Sunday, July 27, 2014

Is That My Baby?

When we told Baby Girl she was going to be a big sister she didn't really understand.  She has slowly over the past 8 months put the pieces together.  Before we went to PA she asked me if she had a crib at the hospital when she was there.  I told her that she did.  When we visited the hospital just outside of the NICU there was a bassinet just like the one she spent so many hours in her first month on this earth.  "That was my crib?"  she asked me.  "Yes you slept in one just like that."  I told her.  Baby Girl is like her dad.  She will ask a question or you will tell her something and she gets quiet.  You may not hear about the topic again for a few days or weeks.  Then some comes out with something profound which makes you realize that she gets it.  When we got home from PA we read "Tell Me Again About The Night I was born" (which she calls the "Elly Bake book" because of the man that with the IV that looks like he has a belly ache).  When we got to the page with all the babies in their bassinets she told me "Thats my crib."  These three interactions seem to have sealed her understanding that we got a call, we went to meet her at the hospital (in her crib) and thats how we became her Mom and Dad.  (There were a few more epiphanies on the trip to PA but thats another post.)

Fourth of July we went to a friends house for a cook out.  This was our first time meeting their second baby.  Their first baby is 2 weeks younger than Baby Girl.  Baby Girl enjoyed just watching the babies that were at the party.  The party was hard for me.  Two of the babies there had siblings that were almost exactly Baby Girls age.  If only just wanting a baby for us made it happen.  There was another couple there with about a 4 year age gap between their two children.  If I really was honest with myself and we were able to conceive we likely wouldn't be "trying" yet.  A gap of 3-4 years sounds perfect for us however in the land of adoption its not so easy to plan and so we have started the process knowing that it could be tomorrow and it could be another 2 years- we dont know.  I digress.  As I put Baby Girl down that night she said to me "Mama I want a sister."  "Just like Logan does?"  I asked.  "yeah"  She responded as she squirmed in her bed.  "I want a baby too Baby Girl.  We can't pick if its a sister or brother though.  Would a brother be OK?" I asked.  "Yes" she responded.  I kissed her, said good-night and told her that she will make a good big sister.

My sister In-law is expecting.  When they came to visit last weekend I didn't address the baby with Baby Girl.  We have told her they are expecting and that she will be a cousin.  I left it at that.  I really dont feel like talking about how some babys are born to the moms and dads they live with and other Moms and Dads get a call when a woman chooses for them to parent her baby.  I'm not there yet and I really didn't want to have it in front of my in-laws.  At the end of the weekend as Baby Girl said good-bye to my sister-in-law she looked up at her belly and said "Whats that?!" pointing to her baby bump.  We explained that there was a baby growing in her and when it was ready to come out it would be born.  She seemed worried but satisfied.
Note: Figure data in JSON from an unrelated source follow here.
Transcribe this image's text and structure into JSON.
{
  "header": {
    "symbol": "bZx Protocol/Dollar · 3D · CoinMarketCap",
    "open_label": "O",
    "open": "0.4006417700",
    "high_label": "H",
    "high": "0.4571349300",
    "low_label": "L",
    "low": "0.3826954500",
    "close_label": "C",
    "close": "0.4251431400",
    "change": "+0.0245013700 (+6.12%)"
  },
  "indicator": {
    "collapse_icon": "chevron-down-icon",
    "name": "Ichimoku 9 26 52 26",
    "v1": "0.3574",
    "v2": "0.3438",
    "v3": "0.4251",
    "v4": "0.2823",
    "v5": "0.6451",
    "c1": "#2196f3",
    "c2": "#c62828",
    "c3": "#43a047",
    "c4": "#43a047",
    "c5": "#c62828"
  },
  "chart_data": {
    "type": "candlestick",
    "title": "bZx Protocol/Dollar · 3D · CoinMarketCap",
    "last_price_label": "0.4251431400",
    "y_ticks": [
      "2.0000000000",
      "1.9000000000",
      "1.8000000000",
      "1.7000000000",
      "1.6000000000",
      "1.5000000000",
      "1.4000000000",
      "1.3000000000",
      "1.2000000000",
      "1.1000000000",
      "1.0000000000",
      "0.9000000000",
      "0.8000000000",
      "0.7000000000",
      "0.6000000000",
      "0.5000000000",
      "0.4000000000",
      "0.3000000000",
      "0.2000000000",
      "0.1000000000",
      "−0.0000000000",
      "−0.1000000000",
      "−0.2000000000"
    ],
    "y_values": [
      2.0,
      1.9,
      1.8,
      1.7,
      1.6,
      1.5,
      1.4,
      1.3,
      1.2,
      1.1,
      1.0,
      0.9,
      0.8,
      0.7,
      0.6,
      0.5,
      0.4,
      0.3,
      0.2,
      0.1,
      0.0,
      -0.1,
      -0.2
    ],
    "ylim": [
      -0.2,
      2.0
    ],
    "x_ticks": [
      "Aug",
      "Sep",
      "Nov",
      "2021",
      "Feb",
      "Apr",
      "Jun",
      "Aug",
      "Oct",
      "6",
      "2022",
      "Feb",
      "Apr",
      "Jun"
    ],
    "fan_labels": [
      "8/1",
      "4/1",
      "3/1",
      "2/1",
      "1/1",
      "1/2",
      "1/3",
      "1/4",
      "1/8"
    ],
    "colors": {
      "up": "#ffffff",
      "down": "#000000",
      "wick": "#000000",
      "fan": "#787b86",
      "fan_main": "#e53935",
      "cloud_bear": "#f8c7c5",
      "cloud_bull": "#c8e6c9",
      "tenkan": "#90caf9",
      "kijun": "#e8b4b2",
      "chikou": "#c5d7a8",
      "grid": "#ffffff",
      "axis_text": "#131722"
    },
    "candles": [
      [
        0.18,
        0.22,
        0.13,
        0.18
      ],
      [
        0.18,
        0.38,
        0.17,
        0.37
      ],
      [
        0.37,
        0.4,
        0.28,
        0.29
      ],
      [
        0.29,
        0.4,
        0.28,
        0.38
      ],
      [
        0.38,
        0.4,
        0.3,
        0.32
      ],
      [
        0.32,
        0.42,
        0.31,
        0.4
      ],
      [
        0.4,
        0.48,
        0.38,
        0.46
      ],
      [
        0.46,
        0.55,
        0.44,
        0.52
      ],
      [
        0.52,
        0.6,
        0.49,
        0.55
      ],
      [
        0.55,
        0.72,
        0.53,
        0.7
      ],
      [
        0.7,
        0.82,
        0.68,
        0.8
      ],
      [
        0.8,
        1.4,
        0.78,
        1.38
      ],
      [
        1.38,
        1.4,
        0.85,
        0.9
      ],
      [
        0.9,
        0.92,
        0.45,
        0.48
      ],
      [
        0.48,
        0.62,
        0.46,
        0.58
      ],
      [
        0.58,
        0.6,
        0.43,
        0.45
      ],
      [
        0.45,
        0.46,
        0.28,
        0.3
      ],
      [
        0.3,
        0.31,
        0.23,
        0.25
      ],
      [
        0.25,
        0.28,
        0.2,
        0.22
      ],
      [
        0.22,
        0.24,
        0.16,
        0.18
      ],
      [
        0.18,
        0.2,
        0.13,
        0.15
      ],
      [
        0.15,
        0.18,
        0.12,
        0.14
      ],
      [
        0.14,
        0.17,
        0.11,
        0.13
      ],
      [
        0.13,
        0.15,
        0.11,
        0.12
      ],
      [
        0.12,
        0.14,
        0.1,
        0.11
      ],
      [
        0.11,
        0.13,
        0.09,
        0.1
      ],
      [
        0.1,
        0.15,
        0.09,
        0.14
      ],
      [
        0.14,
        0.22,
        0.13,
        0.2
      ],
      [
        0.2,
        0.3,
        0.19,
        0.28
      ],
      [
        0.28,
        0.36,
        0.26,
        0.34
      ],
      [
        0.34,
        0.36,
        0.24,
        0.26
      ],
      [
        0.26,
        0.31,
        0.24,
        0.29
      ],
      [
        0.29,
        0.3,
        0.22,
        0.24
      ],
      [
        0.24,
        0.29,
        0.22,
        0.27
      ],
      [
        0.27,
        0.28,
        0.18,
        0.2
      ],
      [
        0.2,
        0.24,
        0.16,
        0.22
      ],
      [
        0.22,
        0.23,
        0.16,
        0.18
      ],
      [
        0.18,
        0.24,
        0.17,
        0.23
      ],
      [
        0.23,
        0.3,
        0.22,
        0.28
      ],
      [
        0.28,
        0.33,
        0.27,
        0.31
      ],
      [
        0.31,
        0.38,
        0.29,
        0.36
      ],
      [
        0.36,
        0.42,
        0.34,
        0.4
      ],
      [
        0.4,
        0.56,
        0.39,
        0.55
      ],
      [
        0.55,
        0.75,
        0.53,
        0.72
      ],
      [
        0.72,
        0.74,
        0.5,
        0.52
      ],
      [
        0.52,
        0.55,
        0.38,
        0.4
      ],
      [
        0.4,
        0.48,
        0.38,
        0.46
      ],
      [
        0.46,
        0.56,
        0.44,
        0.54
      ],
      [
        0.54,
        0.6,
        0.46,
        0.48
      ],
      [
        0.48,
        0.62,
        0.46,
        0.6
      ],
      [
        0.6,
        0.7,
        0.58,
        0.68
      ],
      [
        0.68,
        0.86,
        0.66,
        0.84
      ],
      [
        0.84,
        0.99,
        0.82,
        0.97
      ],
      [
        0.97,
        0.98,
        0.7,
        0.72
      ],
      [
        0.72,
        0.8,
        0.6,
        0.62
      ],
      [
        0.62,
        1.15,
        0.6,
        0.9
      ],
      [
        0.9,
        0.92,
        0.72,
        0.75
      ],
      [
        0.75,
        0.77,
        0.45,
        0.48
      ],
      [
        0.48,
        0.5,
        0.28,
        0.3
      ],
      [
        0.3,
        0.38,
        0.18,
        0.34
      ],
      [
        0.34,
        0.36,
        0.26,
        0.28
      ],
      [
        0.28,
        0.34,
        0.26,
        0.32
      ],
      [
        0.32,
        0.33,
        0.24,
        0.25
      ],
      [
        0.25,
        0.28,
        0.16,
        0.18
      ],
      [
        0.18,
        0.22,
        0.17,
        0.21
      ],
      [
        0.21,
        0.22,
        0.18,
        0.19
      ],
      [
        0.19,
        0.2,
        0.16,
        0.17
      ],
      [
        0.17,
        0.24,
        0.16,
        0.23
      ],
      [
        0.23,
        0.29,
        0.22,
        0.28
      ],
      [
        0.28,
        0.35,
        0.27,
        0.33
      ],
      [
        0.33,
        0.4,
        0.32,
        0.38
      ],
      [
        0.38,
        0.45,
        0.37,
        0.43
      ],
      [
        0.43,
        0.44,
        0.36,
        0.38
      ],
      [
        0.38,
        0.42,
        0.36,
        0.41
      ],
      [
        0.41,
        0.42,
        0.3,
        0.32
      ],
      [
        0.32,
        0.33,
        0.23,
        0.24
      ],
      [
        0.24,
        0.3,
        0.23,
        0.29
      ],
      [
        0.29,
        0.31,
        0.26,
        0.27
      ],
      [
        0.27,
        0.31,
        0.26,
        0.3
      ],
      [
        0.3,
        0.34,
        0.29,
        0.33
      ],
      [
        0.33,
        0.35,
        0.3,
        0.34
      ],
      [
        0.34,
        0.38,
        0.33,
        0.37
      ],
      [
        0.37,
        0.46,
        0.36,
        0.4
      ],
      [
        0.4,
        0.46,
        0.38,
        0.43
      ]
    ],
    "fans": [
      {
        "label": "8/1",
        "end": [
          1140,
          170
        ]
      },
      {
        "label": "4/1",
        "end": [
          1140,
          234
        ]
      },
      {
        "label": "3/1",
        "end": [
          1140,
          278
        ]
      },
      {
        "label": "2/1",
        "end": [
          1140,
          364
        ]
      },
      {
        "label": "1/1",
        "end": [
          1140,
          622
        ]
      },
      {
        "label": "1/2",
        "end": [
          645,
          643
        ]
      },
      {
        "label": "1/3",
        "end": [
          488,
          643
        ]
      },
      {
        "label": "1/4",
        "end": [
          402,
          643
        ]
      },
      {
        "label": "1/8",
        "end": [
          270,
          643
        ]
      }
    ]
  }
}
Friday was Baby Girls 2.5 year appt.  Nothing stops Baby Girl in her tracks like a baby.  She stops and stares.  Sometimes she gets in close and peers into the carseat but rarely says anything.  I encouraged her to say good-bye to the baby and told her to tell the baby that the doctor wasn't scary.  She said good-bye (but didn't lie to the poor baby about the doctor not being scary).  As we walked away she turned to me and asked "Is that my baby?"  "Your brother or sister?" I asked.  "Yes" she responded.  "No thats not our baby.  That baby is with his Mom and Dad."  "Why is it not our baby?" she asked me.  I for the first time ever let an adoption question go.  I did answer but I kinda trailed off as we approached the front desk to check out.  "That Mom and Dad chose to parent their baby."

Each interaction her questions get more challenging.  She is 2 for crying out loud!  I know many of her questions are just that questions.  Trying to make sense of the puzzle that just isn't fitting just right.  I love that she is inquisitive and sometimes he questions really are hard!  Why, can be the shortest yet most complicated question ever.  I try to remind myself that most often she ends the conversations so I'm assuming that means she feels like her questions are being answered.  I also remind myself that I want her to continue to feel like she can ask these questions.  I do occasionally answer by honestly saying "Thats a good question- I don't know."  I dont know when our second baby is going to come.  Just like our first wait.  I'm OK with waiting- I just wish I knew when.  It was hard enough to have our lives switch gears in a matter of 24 hours from a childless couple to one with a baby in the NICU.  This second time it again is going to likely be a quick switch of gears- but this time the impact is going to be greater.  I try to bring up the topic of her sibling with cautious frequency.  I want her to know its coming but I also dont want her to perseverate on it.  Her questions on Friday did remind me- I probably should pack a hospital bag again.